High blood pressure is the main, and often only sign, of Conn’s disease.
Conn’s syndrome is a disease of the adrenal glands involving excess production of the aldosterone hormone. The condition, also known as primary hyperaldosteronism, might be a curable cause of hypertension.
According to WebMD, Conn Syndrome is characterized by an increased level of the aldosterone hormone in the blood, which increases blood sodium levels in turn. It can also raise blood volume and cause potassium levels to drop. The disorder is characterized by hypertension, periods of weakness, unusual sensations such as tingling and warmness, a transient paralysis, muscle cramps, excessive urination and extreme thirst. However, high blood pressure remains the main, and often only, symptom.

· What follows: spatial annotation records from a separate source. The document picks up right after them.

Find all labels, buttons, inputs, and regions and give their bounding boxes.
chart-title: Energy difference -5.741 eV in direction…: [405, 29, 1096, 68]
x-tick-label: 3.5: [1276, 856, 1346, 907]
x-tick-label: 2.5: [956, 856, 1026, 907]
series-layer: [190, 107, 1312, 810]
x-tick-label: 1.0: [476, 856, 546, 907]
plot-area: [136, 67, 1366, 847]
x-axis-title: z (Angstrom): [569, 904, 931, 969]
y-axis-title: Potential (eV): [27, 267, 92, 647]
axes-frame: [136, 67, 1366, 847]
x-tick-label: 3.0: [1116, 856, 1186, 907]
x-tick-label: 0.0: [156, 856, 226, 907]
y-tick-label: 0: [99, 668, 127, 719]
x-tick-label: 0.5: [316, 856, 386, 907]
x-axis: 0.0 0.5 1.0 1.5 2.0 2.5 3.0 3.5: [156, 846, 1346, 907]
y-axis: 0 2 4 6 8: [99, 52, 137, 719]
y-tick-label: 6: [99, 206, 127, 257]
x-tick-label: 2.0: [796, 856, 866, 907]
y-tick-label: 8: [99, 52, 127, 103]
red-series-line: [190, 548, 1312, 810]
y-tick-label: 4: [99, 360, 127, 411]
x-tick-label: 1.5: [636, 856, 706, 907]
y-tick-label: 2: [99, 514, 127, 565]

While the reason is not yet known, Conn’s usually occurs because of a benign tumor in one adrenal (adenoma) gland or an enlargement of both (bilateral hyperplasia). According to online medical information resource, NetDoctor, some suggest that Conn’s is rare (one new case in a million people each year). However, when detailed investigations have been performed in hypertensive patients, “up to 15 percent may have the disease.” Conn’s should be suspected in all patients with high blood pressure, they say.

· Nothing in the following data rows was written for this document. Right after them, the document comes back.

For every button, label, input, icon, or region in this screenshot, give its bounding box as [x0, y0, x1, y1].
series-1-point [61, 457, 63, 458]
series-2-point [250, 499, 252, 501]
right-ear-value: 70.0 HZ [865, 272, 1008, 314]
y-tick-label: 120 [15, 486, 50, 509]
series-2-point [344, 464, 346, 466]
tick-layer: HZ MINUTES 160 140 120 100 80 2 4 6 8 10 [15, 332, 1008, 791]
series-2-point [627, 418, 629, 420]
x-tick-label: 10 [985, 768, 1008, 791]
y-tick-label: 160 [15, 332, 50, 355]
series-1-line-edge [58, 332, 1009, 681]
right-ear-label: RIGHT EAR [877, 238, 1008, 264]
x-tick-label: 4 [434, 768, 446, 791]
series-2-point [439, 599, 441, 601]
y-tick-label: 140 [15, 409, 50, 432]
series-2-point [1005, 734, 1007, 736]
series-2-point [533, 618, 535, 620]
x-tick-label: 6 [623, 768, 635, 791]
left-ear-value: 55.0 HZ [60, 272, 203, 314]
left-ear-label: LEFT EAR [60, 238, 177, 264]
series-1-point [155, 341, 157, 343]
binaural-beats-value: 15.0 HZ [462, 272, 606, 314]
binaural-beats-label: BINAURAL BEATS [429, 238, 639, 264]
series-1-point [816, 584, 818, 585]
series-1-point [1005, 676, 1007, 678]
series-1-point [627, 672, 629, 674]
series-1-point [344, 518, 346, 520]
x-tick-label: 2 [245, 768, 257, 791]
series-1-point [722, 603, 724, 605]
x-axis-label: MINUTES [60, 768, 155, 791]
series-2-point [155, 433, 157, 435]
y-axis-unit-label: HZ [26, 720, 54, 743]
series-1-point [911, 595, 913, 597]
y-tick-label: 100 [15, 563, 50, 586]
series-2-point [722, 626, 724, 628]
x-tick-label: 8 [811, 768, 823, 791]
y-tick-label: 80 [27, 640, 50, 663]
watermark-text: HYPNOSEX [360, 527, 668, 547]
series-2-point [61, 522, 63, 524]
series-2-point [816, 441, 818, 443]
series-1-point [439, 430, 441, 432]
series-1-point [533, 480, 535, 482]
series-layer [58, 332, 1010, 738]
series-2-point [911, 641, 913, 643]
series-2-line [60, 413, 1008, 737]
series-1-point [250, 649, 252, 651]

Diagnosis is done by measuring aldosterone and renin levels. In Conn’s, there is elevated aldosterone levels and very low renin levels. The adrenal glands are also scanned. Blood can be directly taken from adrenals via a catheter inserted in adrenal veins. Medications like Spironolactone, eplerenone are usually prescribed and surgical removal might be recommended in case of adenoma — while these tumors are benign, they can become malignant with time.

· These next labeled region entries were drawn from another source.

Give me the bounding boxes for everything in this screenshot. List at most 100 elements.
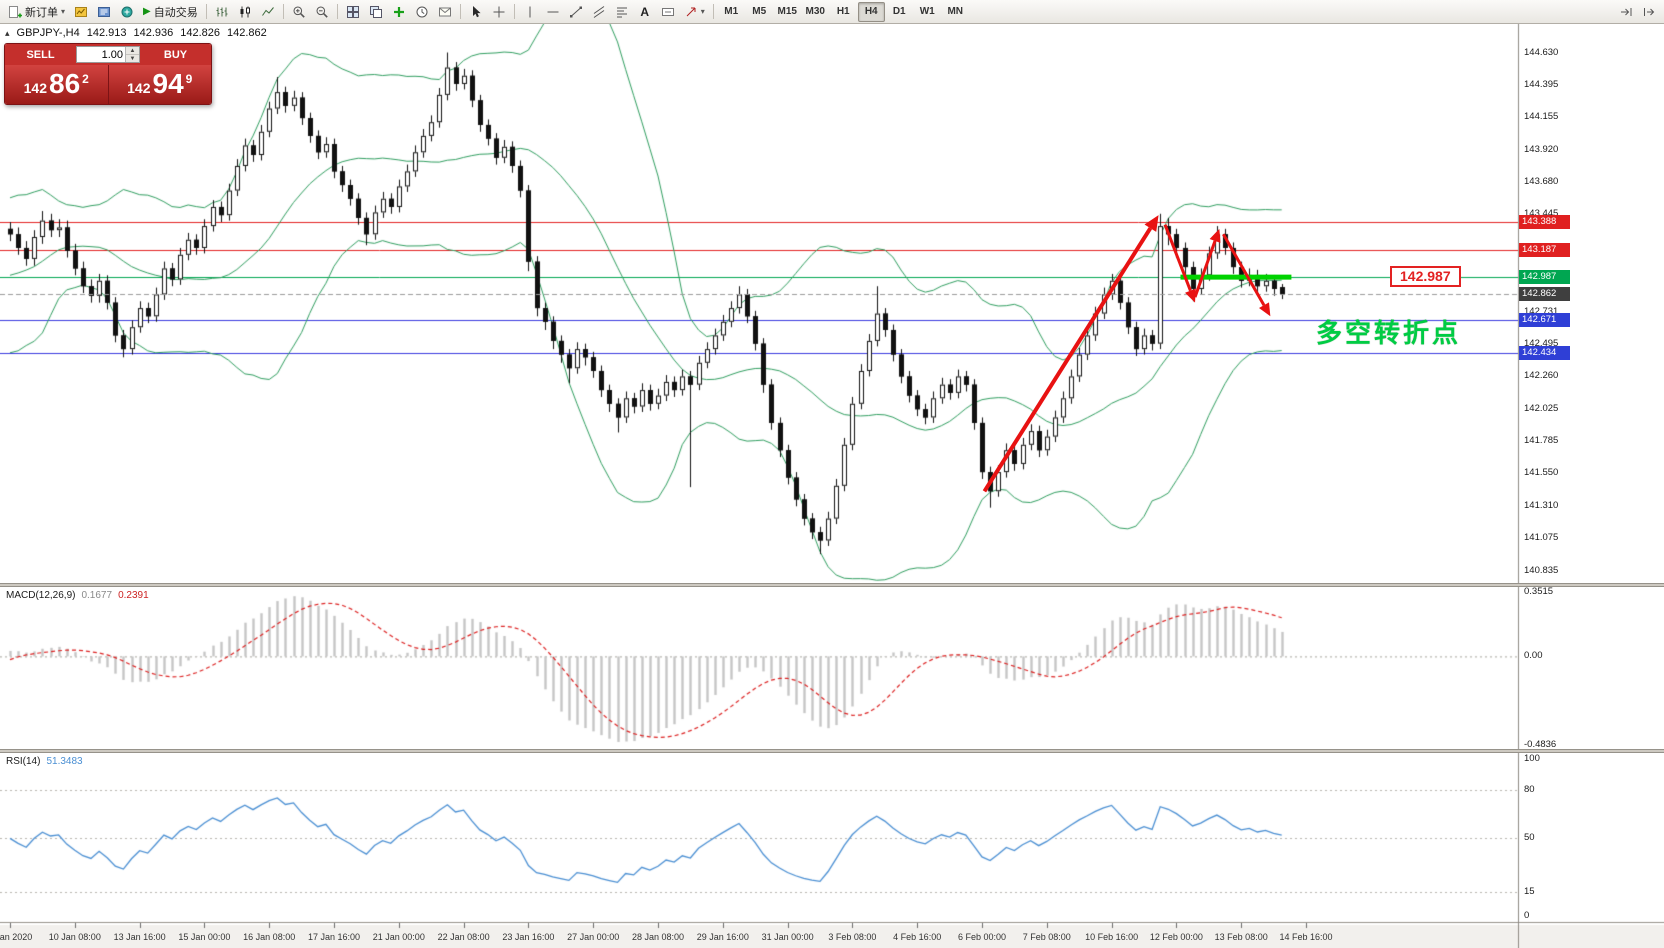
chart-shift-icon — [1642, 5, 1656, 19]
time-axis-label: 22 Jan 08:00 — [437, 932, 490, 942]
volume-up-button[interactable]: ▲ — [126, 47, 139, 55]
price-tag-current: 142.862 — [1519, 287, 1570, 302]
line-chart-button[interactable] — [257, 2, 279, 22]
zoom-in-button[interactable] — [288, 2, 310, 22]
horizontal-line-tool-button[interactable] — [542, 2, 564, 22]
time-axis-label: 28 Jan 08:00 — [631, 932, 685, 942]
arrows-tool-button[interactable]: ▾ — [680, 2, 709, 22]
envelope-icon — [438, 5, 452, 19]
profiles-button[interactable] — [93, 2, 115, 22]
price-tag-green: 142.987 — [1519, 270, 1570, 285]
line-chart-icon — [261, 5, 275, 19]
fibonacci-tool-button[interactable] — [611, 2, 633, 22]
crosshair-button[interactable] — [488, 2, 510, 22]
price-axis-label: 140.835 — [1524, 565, 1559, 577]
text-label-tool-button[interactable] — [657, 2, 679, 22]
price-axis-label: 143.920 — [1524, 143, 1559, 155]
ohlc-open: 142.913 — [86, 27, 127, 39]
play-icon: ▶ — [143, 6, 151, 17]
profiles-icon — [97, 5, 111, 19]
time-axis-label: 29 Jan 16:00 — [696, 932, 749, 942]
charts-button[interactable] — [70, 2, 92, 22]
buy-price-sup: 9 — [185, 72, 193, 86]
vertical-line-tool-button[interactable] — [519, 2, 541, 22]
cursor-button[interactable] — [465, 2, 487, 22]
crosshair-icon — [492, 5, 506, 19]
text-label-icon — [661, 5, 675, 19]
new-order-button[interactable]: 新订单 ▾ — [4, 2, 69, 22]
toolbar-separator — [513, 4, 515, 19]
chart-area: ▴ GBPJPY-,H4 142.913 142.936 142.826 142… — [0, 24, 1664, 948]
pivot-point-annotation-text[interactable]: 多空转折点 — [1316, 317, 1462, 348]
panel-divider[interactable] — [0, 749, 1664, 753]
chart-canvas[interactable] — [0, 24, 1664, 948]
one-click-collapse-toggle[interactable]: ▴ — [5, 27, 10, 38]
charts-icon — [74, 5, 88, 19]
channel-tool-button[interactable] — [588, 2, 610, 22]
timeframe-button-m15[interactable]: M15 — [774, 2, 801, 22]
periods-button[interactable] — [411, 2, 433, 22]
timeframe-button-h4[interactable]: H4 — [857, 1, 885, 22]
price-axis-label: 142.025 — [1524, 402, 1559, 414]
buy-price-button[interactable]: 142 94 9 — [109, 65, 212, 104]
rsi-axis-label: 80 — [1524, 784, 1535, 796]
channel-icon — [592, 5, 606, 19]
price-axis-label: 141.785 — [1524, 435, 1559, 447]
timeframe-button-h1[interactable]: H1 — [830, 2, 857, 22]
auto-scroll-button[interactable] — [1615, 2, 1637, 22]
price-axis-label: 144.395 — [1524, 78, 1559, 90]
scripts-icon — [120, 5, 134, 19]
cascade-windows-icon — [369, 5, 383, 19]
macd-main-value: 0.1677 — [81, 590, 113, 601]
price-level-annotation-box[interactable]: 142.987 — [1390, 266, 1461, 288]
ohlc-high: 142.936 — [133, 27, 174, 39]
volume-stepper: ▲ ▼ — [76, 46, 140, 63]
templates-button[interactable] — [434, 2, 456, 22]
autotrading-button[interactable]: ▶ 自动交易 — [139, 2, 202, 22]
zoom-in-icon — [292, 5, 306, 19]
timeframe-button-d1[interactable]: D1 — [886, 2, 913, 22]
candlestick-chart-button[interactable] — [234, 2, 256, 22]
trendline-icon — [569, 5, 583, 19]
timeframe-button-m1[interactable]: M1 — [718, 2, 745, 22]
toolbar-separator — [712, 4, 714, 19]
buy-price-big: 142 — [127, 80, 151, 96]
price-axis-label: 142.731 — [1524, 306, 1559, 318]
zoom-out-icon — [315, 5, 329, 19]
price-axis[interactable]: 144.630 144.395 144.155 143.920 143.680 143.4… — [1518, 24, 1664, 948]
one-click-trading-panel: SELL ▲ ▼ BUY 142 86 2 142 94 9 — [4, 43, 212, 105]
price-tag-red: 143.187 — [1519, 242, 1570, 257]
candlestick-chart-icon — [238, 5, 252, 19]
sell-price-big: 142 — [23, 80, 47, 96]
add-indicator-icon — [392, 5, 406, 19]
volume-down-button[interactable]: ▼ — [126, 55, 139, 62]
timeframe-button-w1[interactable]: W1 — [914, 2, 941, 22]
time-axis-label: 7 Feb 08:00 — [1022, 932, 1071, 942]
rsi-value: 51.3483 — [46, 756, 83, 767]
buy-button[interactable]: BUY — [163, 48, 188, 61]
text-tool-button[interactable]: A — [634, 2, 656, 22]
volume-input[interactable] — [77, 47, 125, 62]
sell-price-button[interactable]: 142 86 2 — [5, 65, 108, 104]
cascade-windows-button[interactable] — [365, 2, 387, 22]
zoom-out-button[interactable] — [311, 2, 333, 22]
trendline-tool-button[interactable] — [565, 2, 587, 22]
macd-label: MACD(12,26,9) — [6, 590, 76, 601]
timeframe-button-m5[interactable]: M5 — [746, 2, 773, 22]
timeframe-button-m30[interactable]: M30 — [802, 2, 829, 22]
add-indicator-button[interactable] — [388, 2, 410, 22]
chart-shift-button[interactable] — [1638, 2, 1660, 22]
scripts-button[interactable] — [116, 2, 138, 22]
fibonacci-icon — [615, 5, 629, 19]
tile-windows-button[interactable] — [342, 2, 364, 22]
timeframe-button-mn[interactable]: MN — [942, 2, 969, 22]
toolbar-separator — [336, 4, 338, 19]
panel-divider[interactable] — [0, 583, 1664, 587]
sell-button[interactable]: SELL — [26, 48, 55, 61]
rsi-label: RSI(14) — [6, 756, 41, 767]
time-axis[interactable]: 9 Jan 2020 10 Jan 08:00 13 Jan 16:00 15 Jan… — [0, 925, 1518, 948]
cursor-arrow-icon — [469, 5, 483, 19]
auto-scroll-icon — [1619, 5, 1633, 19]
rsi-axis-label: 15 — [1524, 886, 1535, 898]
bar-chart-button[interactable] — [211, 2, 233, 22]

Treatment of Conn’s syndrome is usually successful. Many patients with a single adrenal adenoma will be able to stop drug treatment and will have normal blood pressures. Nevertheless, many specialist will follow a patient with Conn’s for life to monitor the rare possibility of an adenoma reoccurring. Patients with bilateral hyperplasia must have life-long monitoring of effectiveness and side-effects of drug treatment.